Perception des consommateurs

Il s’agit de savoir pourquoi le consommateur achète le produit et ce qu’il en attend. Cela dépend aussi en partie de la réputation de l’entreprise qui vend le produit. Par exemple, un produit est perçu par les consommateurs comme traitant et prévenant l’acné en fonction des allégations avancées, de la manière dont il est annoncé et de la façon dont l’entreprise est perçue.
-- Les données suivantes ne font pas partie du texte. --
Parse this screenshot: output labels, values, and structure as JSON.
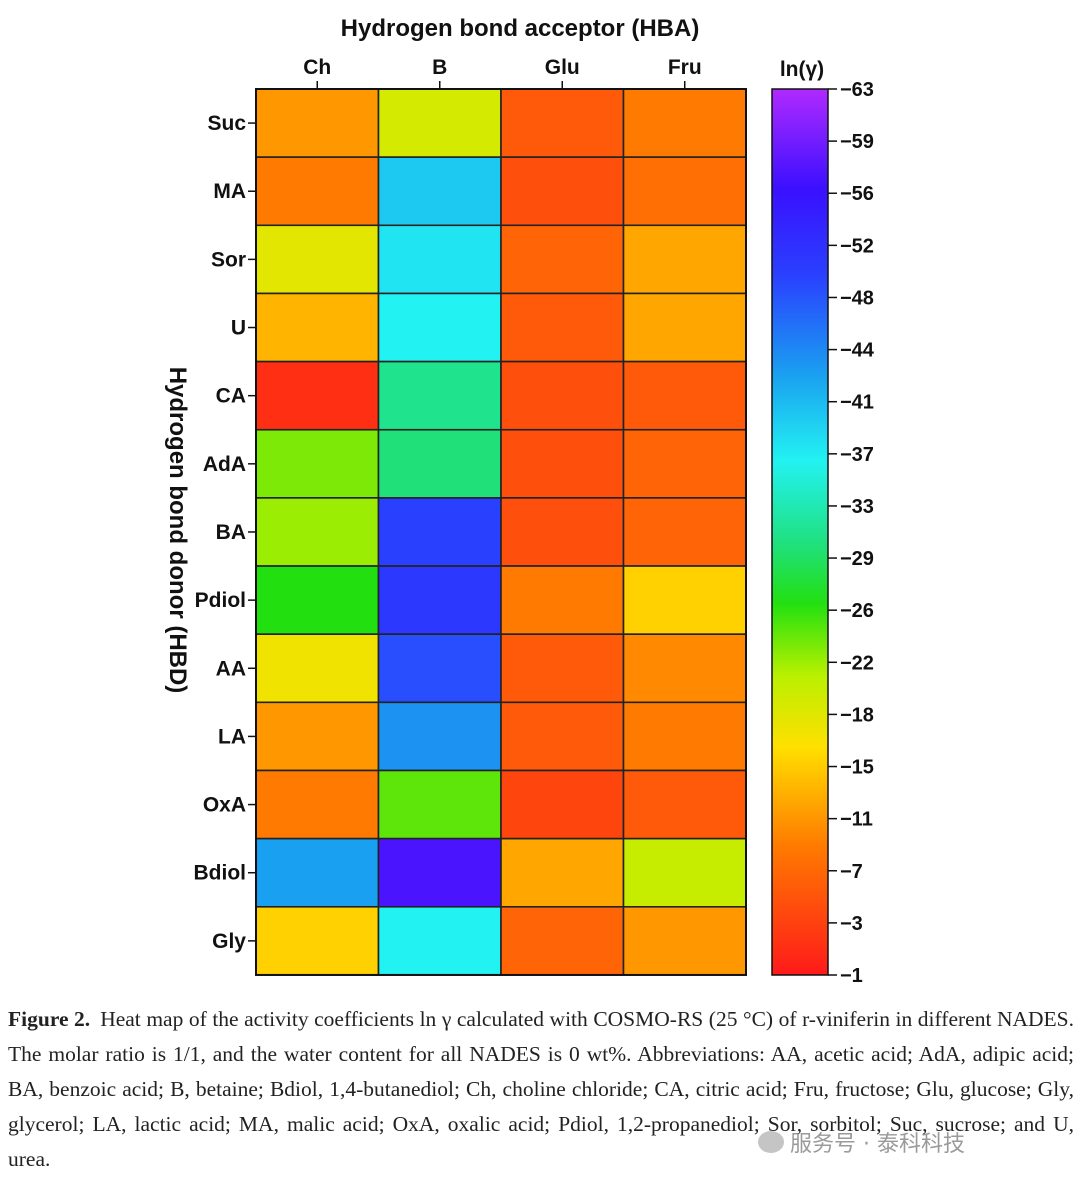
{
  "chart_data": {
    "type": "heatmap",
    "title": "Hydrogen bond acceptor (HBA)",
    "ylabel": "Hydrogen bond donor (HBD)",
    "columns": [
      "Ch",
      "B",
      "Glu",
      "Fru"
    ],
    "rows": [
      "Suc",
      "MA",
      "Sor",
      "U",
      "CA",
      "AdA",
      "BA",
      "Pdiol",
      "AA",
      "LA",
      "OxA",
      "Bdiol",
      "Gly"
    ],
    "values": [
      [
        -12,
        -20,
        -7,
        -10
      ],
      [
        -10,
        -40,
        -6,
        -9
      ],
      [
        -19,
        -38,
        -8,
        -13
      ],
      [
        -14,
        -37,
        -7,
        -13
      ],
      [
        -3,
        -32,
        -6,
        -7
      ],
      [
        -24,
        -31,
        -6,
        -8
      ],
      [
        -23,
        -50,
        -6,
        -8
      ],
      [
        -27,
        -51,
        -10,
        -16
      ],
      [
        -18,
        -49,
        -7,
        -11
      ],
      [
        -12,
        -44,
        -7,
        -10
      ],
      [
        -10,
        -25,
        -5,
        -7
      ],
      [
        -43,
        -57,
        -13,
        -21
      ],
      [
        -16,
        -37,
        -8,
        -12
      ]
    ],
    "colorbar": {
      "label": "ln(γ)",
      "range": [
        -63,
        -1
      ],
      "ticks": [
        "−63",
        "−59",
        "−56",
        "−52",
        "−48",
        "−44",
        "−41",
        "−37",
        "−33",
        "−29",
        "−26",
        "−22",
        "−18",
        "−15",
        "−11",
        "−7",
        "−3",
        "−1"
      ],
      "stops": [
        {
          "v": -1,
          "color": "#ff1a1a"
        },
        {
          "v": -10,
          "color": "#ff7a00"
        },
        {
          "v": -17,
          "color": "#ffe000"
        },
        {
          "v": -22,
          "color": "#b8f000"
        },
        {
          "v": -27,
          "color": "#22e010"
        },
        {
          "v": -31,
          "color": "#20e07a"
        },
        {
          "v": -37,
          "color": "#22f2f2"
        },
        {
          "v": -43,
          "color": "#1aa0f0"
        },
        {
          "v": -50,
          "color": "#2a40ff"
        },
        {
          "v": -56,
          "color": "#3a10ff"
        },
        {
          "v": -63,
          "color": "#b02aff"
        }
      ]
    }
  },
  "caption": {
    "label": "Figure 2.",
    "text": "Heat map of the activity coefficients ln γ calculated with COSMO-RS (25 °C) of r-viniferin in different NADES. The molar ratio is 1/1, and the water content for all NADES is 0 wt%. Abbreviations: AA, acetic acid; AdA, adipic acid; BA, benzoic acid; B, betaine; Bdiol, 1,4-butanediol; Ch, choline chloride; CA, citric acid; Fru, fructose; Glu, glucose; Gly, glycerol; LA, lactic acid; MA, malic acid; OxA, oxalic acid; Pdiol, 1,2-propanediol; Sor, sorbitol; Suc, sucrose; and U, urea."
  },
  "watermark": {
    "text": "服务号 · 泰科科技"
  }
}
Ainsi, on peut constater que les allégations jouent une fois de plus un rôle important non seulement dans l’utilisation prévue, mais aussi dans la perception du consommateur.

Ingrédient utilisé

Certains ingrédients peuvent avoir un usage thérapeutique bien connu et, par conséquent, faire d’un cosmétique un médicament, même si le produit est censé être un cosmétique. Le fluor, par exemple, est bien connu pour prévenir les caries dentaires. Par conséquent, les dentifrices contenant du fluor peuvent être considérés comme des médicaments indépendamment des allégations aux États-Unis, tandis que dans l’UE, les dentifrices au fluor sont acceptés comme cosmétiques sous réserve de certaines dispositions (limite de 0,15 % et indication de la présence de fluor sur l’étiquette).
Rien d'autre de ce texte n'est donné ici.